ISの基本的事項の授業が始まった。基本的事項なのであらかた覚えてたから少し退屈だなと思っていたけど一夏君は違うようだった。
「ぜ、全部わかりません…。」
え、全部?確かIS学園に入る前に分厚い参考図書を入学者は全員もらってたはずだけど…。そう思っていると、千冬さんが一夏君に見てないのかを訪ねていた。
「古い電話帳だと思って捨てました。」
その瞬間千冬さんに叩かれていた。一夏君、それはダメだよ…。いくらなんでも捨てるのは。擁護の仕様がないよ…。授業はとりあえず一夏君のことを置いておいて進行された。
「では、今日はここまでにします。次回の授業までにまた次のところを見ておいてください。」
そういって山田先生と千冬さんは出て行った。
「はぁ、つらかった。」
「一夏君、間違えて捨てるのはないよ…。」
「いや教科書があんなに分厚いとは思わなかったんだよ!」
「それで、どうするの?」
「それなんだけど春海、教えてくれないか?ISのことを。」
「んー、いいよ。けどまじめにしなきゃダメだよ?ただでさえ勉強する部分は多いんだから。」
「悪い…。」
「ちょっと、よろしくて?」
一夏君と話していると、確か…イギリスの代表候補生のオルコットさんが話しかけてきた。
「どうしたの?オルコットさん。」
「あら、私のことをご存知ですのね。」
「それはそうだよ。イギリスの代表候補生で第三世代の専用パイロットでBT兵器を扱うのがすごく上手いんだって?」
「そう褒めないでくださいまし。私は努力を人一倍しただけですわ。」
「なあ、春海。」
「ん?何?一夏君。」
「この人は誰なんだ?あと代表候補生ってなんだ?」
「一夏君…。オルコットさんのことはともかく代表候補生を知らないのはまずいよ…。」
「し、知らない!・私どころか代表候補生すら知らないというのですか!?」
「おう!知らん。」
一夏君が、ここまでISのことに関心がなかったとは…。千冬さんはISのことについて一夏君に何も教えなかったのかな?

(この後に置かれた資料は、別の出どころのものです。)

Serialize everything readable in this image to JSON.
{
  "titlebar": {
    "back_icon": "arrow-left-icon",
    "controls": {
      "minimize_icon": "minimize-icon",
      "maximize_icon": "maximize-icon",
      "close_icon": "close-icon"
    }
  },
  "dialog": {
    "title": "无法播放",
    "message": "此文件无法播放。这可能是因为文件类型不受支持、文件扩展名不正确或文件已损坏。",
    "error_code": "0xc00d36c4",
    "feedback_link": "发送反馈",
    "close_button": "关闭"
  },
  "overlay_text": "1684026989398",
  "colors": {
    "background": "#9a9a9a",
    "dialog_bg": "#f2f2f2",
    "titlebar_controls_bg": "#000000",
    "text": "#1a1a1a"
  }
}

「ま、まあいいですわ。先ほどの授業を見て何も知らなさそうだったのでこの代表候補生の私が貴方にISのことについて教えて差し上げようかと。何しろ私はこのIS学園の入試で唯一教官を倒したほどですから。
さすがに代表候補生なだけあるなぁ…IS学園の教師を倒すだなんて。そう思っていると一夏君が、
「入試でなら俺も教官を倒したぞ?一応だけど。」
「「えっ!?」」
「な、なんだよ春海まで。あとISのことに関しては春海に教えてもらうから大丈夫だぞ。心配してくれてありがとな。」
いやそうでしょ。専用ISも持たず、一度もIS乗ったことがない人が学園の教官倒せるとは思えないし…。さすが千冬さんの弟ってことかな?一応ってどういうことだろ?
「ちょ、ちょっと待ってください!教官を倒せたのは私だけどお聞きしたのですが。」
「女子の中ではってことじゃないのか?」
「そんな…。いや、納得がいきませんわ!今まで乗ったこともない上で専用機もなしどうやって!」
「どうやってと言われてもなぁ。あんまり相手のことも考えるといいたくないんだよ。」
そうやって押し問答をしていたけど次の授業が始まる時刻になったから千冬さんと山田先生が教室に入ってきた。これ以上続けることができるわけでもなくその場は解散になった。
なんか一話ごとの文字数が少なくなってきてる…。次は3、4千文字書きたいなぁ。